On February 28, 2000, the Treasury Department and Internal Revenue Service issued a plethora of guidance aimed at identifying and curbing tax-motivated transactions. Specifically, the government issued temporary and proposed rules (T.D. 8876, REG-110311-98) requiring the registration of "confidential corporate tax shelters," temporary and proposed rules (T.D. 8877, REG-103735-00) requiring taxpayers to report their participation in certain "reportable transactions," and temporary and proposed rules (T.D. 8875, REG-103736-00) requiring tax shelter promoters to maintain lists of investors in "potentially abusive shelters."(1) The rules were published in the FEDERAL REGISTER (65 Fed. Reg. 11205) and in the Internal Revenue Bulletin (2000-11 I.R.B. 747). A hearing on the temporary and proposed rules will be held on June 20, 2000. In addition to the temporary and proposed rules, the government released Rev. Rul. 2000-12 (curbing certain transactions in debt straddle instruments), Notice 2000-15 (identifying 10 categories of "listed" transactions for purposes of Temp. Reg. [sections] 1.6011-4T(b)(2) and Temp. Reg. [sections] 301.6111-2T(b)(2)), and Announcement 2000-12 (announcing the formation of the IRS Office of Tax Shelter Analysis and describing the government's overall anti-tax-shelter strategy).

Background

Tax Executives Institute is the preeminent association of business tax executives in North America. Our more than 5,000 members represent 2,800 of the leading corporations in the United States, Canada, and Europe. TEI represents a cross-section of the business community, and is dedicated to the development and effective implementation of sound tax policy, to promoting the uniform and equitable enforcement of the tax laws, and to reducing the cost and burden of administration and compliance to the benefit of taxpayers and government alike. As a professional association, TEI is firmly committed to maintaining a tax system that works -- one that is administrable and with which taxpayers can comply.

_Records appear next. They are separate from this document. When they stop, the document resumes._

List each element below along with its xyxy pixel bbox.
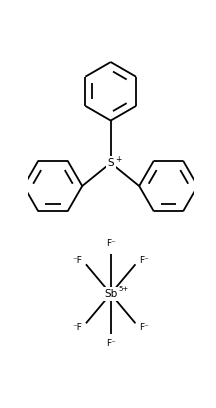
Text: F⁻: F⁻ bbox=[139, 323, 149, 332]
Text: F⁻: F⁻ bbox=[139, 256, 149, 265]
Text: +: + bbox=[115, 155, 122, 164]
Text: 5+: 5+ bbox=[118, 286, 129, 292]
Text: Sb: Sb bbox=[104, 289, 117, 299]
Text: F⁻: F⁻ bbox=[106, 339, 116, 348]
Text: S: S bbox=[107, 158, 114, 168]
Text: F⁻: F⁻ bbox=[106, 239, 116, 248]
Text: ⁻F: ⁻F bbox=[73, 256, 83, 265]
Text: ⁻F: ⁻F bbox=[73, 323, 83, 332]
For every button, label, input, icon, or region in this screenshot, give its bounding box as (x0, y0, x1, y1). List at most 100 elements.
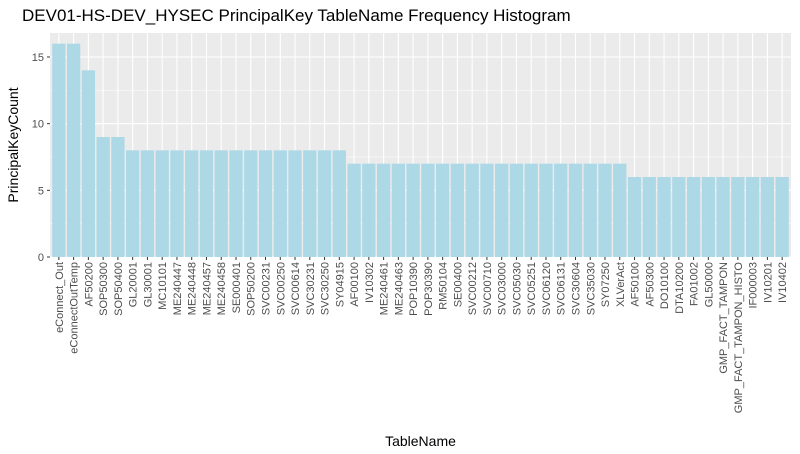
bar-xlveract (613, 163, 627, 257)
bar-svc00212 (465, 163, 479, 257)
x-tick-label: AF50200 (83, 262, 95, 307)
x-tick-label: ME240463 (393, 262, 405, 315)
bar-svc06120 (539, 163, 553, 257)
bar-me240463 (391, 163, 406, 257)
bar-gl50000 (701, 177, 715, 257)
bar-svc30250 (317, 150, 332, 257)
x-tick-label: eConnect_Out (54, 262, 66, 333)
bar-svc00614 (288, 150, 302, 257)
bar-econnectouttemp (66, 43, 81, 257)
y-tick-label: 5 (38, 185, 44, 197)
y-axis: 0 5 10 15 (32, 52, 50, 264)
bar-svc30231 (303, 150, 317, 257)
bar-svc05251 (524, 163, 538, 257)
x-tick-label: RM50104 (438, 262, 450, 310)
bar-svc35030 (583, 163, 597, 257)
bar-svc00250 (273, 150, 287, 257)
bar-se00400 (450, 163, 465, 257)
bar-svc05030 (509, 163, 524, 257)
y-tick-label: 10 (32, 119, 44, 131)
x-tick-label: IV10402 (777, 262, 789, 303)
x-tick-label: SY07250 (600, 262, 612, 307)
x-tick-label: SVC00250 (275, 262, 287, 315)
y-axis-title: PrincipalKeyCount (5, 87, 21, 202)
bar-me240461 (376, 163, 391, 257)
x-tick-label: SVC35030 (585, 262, 597, 315)
x-tick-label: SVC30604 (570, 262, 582, 315)
x-tick-label: IF000003 (748, 262, 760, 308)
x-tick-label: SVC00710 (482, 262, 494, 315)
bar-sop50400 (111, 137, 125, 257)
bar-svc00231 (258, 150, 273, 257)
x-tick-label: GL50000 (703, 262, 715, 307)
x-tick-label: SE000401 (231, 262, 243, 313)
bar-af50200 (81, 70, 96, 257)
x-tick-label: GMP_FACT_TAMPON (718, 262, 730, 374)
x-tick-label: DTA10200 (674, 262, 686, 314)
x-tick-label: IV10201 (762, 262, 774, 303)
bar-if000003 (745, 177, 760, 257)
x-tick-label: SVC30250 (320, 262, 332, 315)
x-tick-label: SVC06131 (556, 262, 568, 315)
y-tick-label: 0 (38, 252, 44, 264)
bar-pop30390 (421, 163, 435, 257)
x-tick-label: SE00400 (452, 262, 464, 307)
bar-iv10201 (760, 177, 775, 257)
x-tick-label: SVC00614 (290, 262, 302, 315)
bar-fa01002 (686, 177, 701, 257)
bar-me240457 (199, 150, 214, 257)
x-tick-label: MC10101 (157, 262, 169, 310)
x-tick-label: SVC00212 (467, 262, 479, 315)
bar-sy04915 (332, 150, 346, 257)
bar-sy07250 (598, 163, 612, 257)
bar-me240448 (185, 150, 199, 257)
x-tick-label: GL30001 (142, 262, 154, 307)
x-tick-label: GL20001 (128, 262, 140, 307)
bar-rm50104 (435, 163, 450, 257)
bar-se000401 (229, 150, 243, 257)
x-tick-label: eConnectOutTemp (69, 262, 81, 354)
x-tick-label: ME240461 (379, 262, 391, 315)
bar-pop10390 (406, 163, 420, 257)
bar-svc03000 (495, 163, 509, 257)
bar-af50100 (627, 177, 642, 257)
x-tick-label: DO10100 (659, 262, 671, 309)
bars-group (52, 43, 789, 257)
x-tick-label: SVC03000 (497, 262, 509, 315)
chart-title: DEV01-HS-DEV_HYSEC PrincipalKey TableNam… (22, 6, 571, 25)
x-tick-label: AF50300 (644, 262, 656, 307)
bar-svc06131 (554, 163, 568, 257)
x-tick-label: IV10302 (364, 262, 376, 303)
bar-dta10200 (672, 177, 686, 257)
x-tick-label: SVC00231 (261, 262, 273, 315)
y-tick-label: 15 (32, 52, 44, 64)
bar-sop50300 (96, 137, 110, 257)
x-tick-label: ME240458 (216, 262, 228, 315)
x-axis: eConnect_Out eConnectOutTemp AF50200 SOP503… (54, 257, 789, 413)
x-tick-label: ME240448 (187, 262, 199, 315)
x-axis-title: TableName (385, 433, 456, 449)
x-tick-label: SOP50400 (113, 262, 125, 316)
bar-gmp-fact-tampon-histo (731, 177, 745, 257)
bar-iv10302 (362, 163, 376, 257)
x-tick-label: FA01002 (689, 262, 701, 306)
x-tick-label: POP10390 (408, 262, 420, 316)
x-tick-label: SOP50200 (246, 262, 258, 316)
bar-mc10101 (155, 150, 169, 257)
bar-gl20001 (126, 150, 140, 257)
bar-svc00710 (480, 163, 494, 257)
x-tick-label: AF50100 (630, 262, 642, 307)
x-tick-label: GMP_FACT_TAMPON_HISTO (733, 262, 745, 414)
bar-gmp-fact-tampon (716, 177, 730, 257)
x-tick-label: SY04915 (334, 262, 346, 307)
x-tick-label: POP30390 (423, 262, 435, 316)
bar-sop50200 (244, 150, 258, 257)
x-tick-label: SVC05251 (526, 262, 538, 315)
x-tick-label: ME240457 (201, 262, 213, 315)
bar-svc30604 (568, 163, 583, 257)
bar-gl30001 (140, 150, 155, 257)
bar-af00100 (347, 163, 361, 257)
bar-me240447 (170, 150, 184, 257)
x-tick-label: SVC05030 (511, 262, 523, 315)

Members of TEI are responsible for managing the tax affairs of their companies and must contend daily with the provisions of the tax law relating to the operation of business enterprises. We believe that the diversity and professional training of our members enable us to bring an important, balanced, and practical perspective to the issues raised by the package of rules released by the government to address tax-motivated transactions. TEI members know all too well that the inherent complexity and nebulous provisions of the Internal Revenue Code make drawing the line between sound tax reduction strategies, on the one hand, and tax shelters, on the other, difficult.(2) Since TEI does not represent tax shelter promoters or their advisers, our comments relate primarily to the temporary regulations under section 6011(a), relating to the requirement that corporate taxpayers file statements with their returns disclosing "reportable transactions." Thus, our comments on the registration regulations (T.D. 8876, REG-110311-98) and the investor list regulations (T.D. 8875, REG-103736-00) are limited in scope.

Overview

Under Temp. Reg. [sections] 1.6011-4T(a), every taxpayer that files a corporate tax return that has participated directly or indirectly in a reportable transaction as defined in Temp. Reg. [sections] 1.6011-4T(b) is required to attach a disclosure statement to its return for each taxable year affected by its participation in the transaction. In addition, a copy of the disclosure statement for the first taxable year for which disclosure is required must be filed with the National Office of the IRS. Under Temp. Reg. [sections] 1.6011-4T(b)(1), a reportable transaction is any transaction described in either paragraph (b)(2) or (b)(3) that meets one of the projected tax effect tests of paragraph (b)(4). The regulations define two categories of reportable transactions. The first category set forth in paragraph (b)(2) ("listed" transactions) includes transactions identified by the Treasury and IRS as "tax avoidance" transactions. The second category in paragraph (b)(3) ("other reportable transactions") includes transactions warranting scrutiny because they possess at least two of six characteristics or factors deemed common in corporate tax shelters.